Освящение мига (Пас) - страница 86

Иначе говоря, перед лицом смерти есть два пути. Один — вперед, где она видится новым рождением, другой — назад, тут она предстает как зачарованность небытием или тоска по лимбу. Ни один из мексиканских и шире — латиноамериканских поэтов (за исключением, может быть, Сесара Вальехо) к первому пути даже не приблизился. Напротив, два мексиканских поэта, Хосе Горостиса и Хавьер Вильяуррутия>{69}, воплотили в своем творчестве второй путь, но в двух противоположных смыслах. Для Горостисы жизнь есть «бесконечная смерть», затяжное падение в небытие, для Вильяуррутии она лишь «тоска по смерти».

Точный образ, вынесенный Вильяуррутией в название книги — «Тоска по смерти», — куда выше простой словесной находки. Здесь для автора — последний смысл его творчества. Смерть, понятая как тоска, а не результат или конец жизни, как бы говорит: мы дети не жизни, а смерти. Исток и начало, материнское лоно для нас не утроба, а могила. Этот взгляд предельно далек и от любующегося собой парадокса, и от попросту повторенного, навязшего в зубах общего места: все мы прах и в прах возвратимся. Мне, напротив, кажется, что поэт ищет в смерти (истинном истоке) откровения, которого не находит в жизни, — откровения жизни подлинной.

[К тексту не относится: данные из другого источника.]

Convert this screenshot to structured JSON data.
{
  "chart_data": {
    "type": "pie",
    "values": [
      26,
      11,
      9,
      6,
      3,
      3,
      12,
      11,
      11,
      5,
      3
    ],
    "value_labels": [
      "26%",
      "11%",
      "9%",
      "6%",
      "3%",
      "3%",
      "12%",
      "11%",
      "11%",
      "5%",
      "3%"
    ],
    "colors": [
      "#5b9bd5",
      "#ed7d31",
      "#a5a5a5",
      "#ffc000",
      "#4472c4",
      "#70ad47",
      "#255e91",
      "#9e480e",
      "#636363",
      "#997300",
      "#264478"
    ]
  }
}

Может быть, со смертью

эти стрелки часовые,
обежавши циферблат,
все в одно соединят —
и откроется за смертью
жизнь, которой нет конца.

Вернуться к изначальной смерти — значит вернуться к жизни еще до рождения и прежде кончины — в лимб, материнское лоно.

Поэма Хосе Горостисы «Бесконечная смерть», вероятно, самый значительный для латиноамериканца документ воистину современного сознания — сознания, вглядывающегося в себя и замурованного в себе, в своей собственной ослепительной ясности. Просветленный и вместе с тем безутешный, поэт пытается сорвать с реальности маску, чтобы увидеть ее настоящее лицо. Старый, как сама поэзия и любовь, диалог между миром и человеком предстает как связь между водой и вмещающим ее сосудом, мыслью и формой, в которую она воплощена и которую в конце концов разрушает. Замурованный среди видений — деревьев и мыслей, камней и чувств, дней, сумерек и ночей, которые здесь всего лишь метафоры, что-то вроде цветного фильма, — поэт понимает, что дыхание, живящее и лепящее материю, придавая ей форму, то же самое, что подтачивает, плющит и в конце концов низвергает ее. В этой драме без героев, поскольку все здесь лишь отсветы, маски самоубийцы, разговаривающего с собой на языке зеркал и отголосков, даже сам разум — всего лишь отсвет, образ, и притом чистейший образ, все той же зачарованной собою смерти. Все истаивает в собственной прозрачности, все тонет в блеске, все устремляется навстречу сияющей смерти; и сама жизнь здесь — лишь метафора, игрушка, с помощью которой смерть — снова смерть! — соблазняет сама себя. Эта поэма — глубокое развитие старинной темы Нарцисса, ни разу, впрочем, не упомянутого. И дело здесь не в том, что сознание — разом и глаз, и зеркало, как у Валери, — созерцает себя в прозрачных и безжизненных водах; нет, здесь прикинувшееся формой и жизнью, вдохом и грудью, притворяющееся уничтожением и прахом небытие в конце концов приходит к собственной наготе и, опустошенное дотла, склоняется над собою, — зачарованная собой, падающая в себя неутолимая и бесконечная смерть.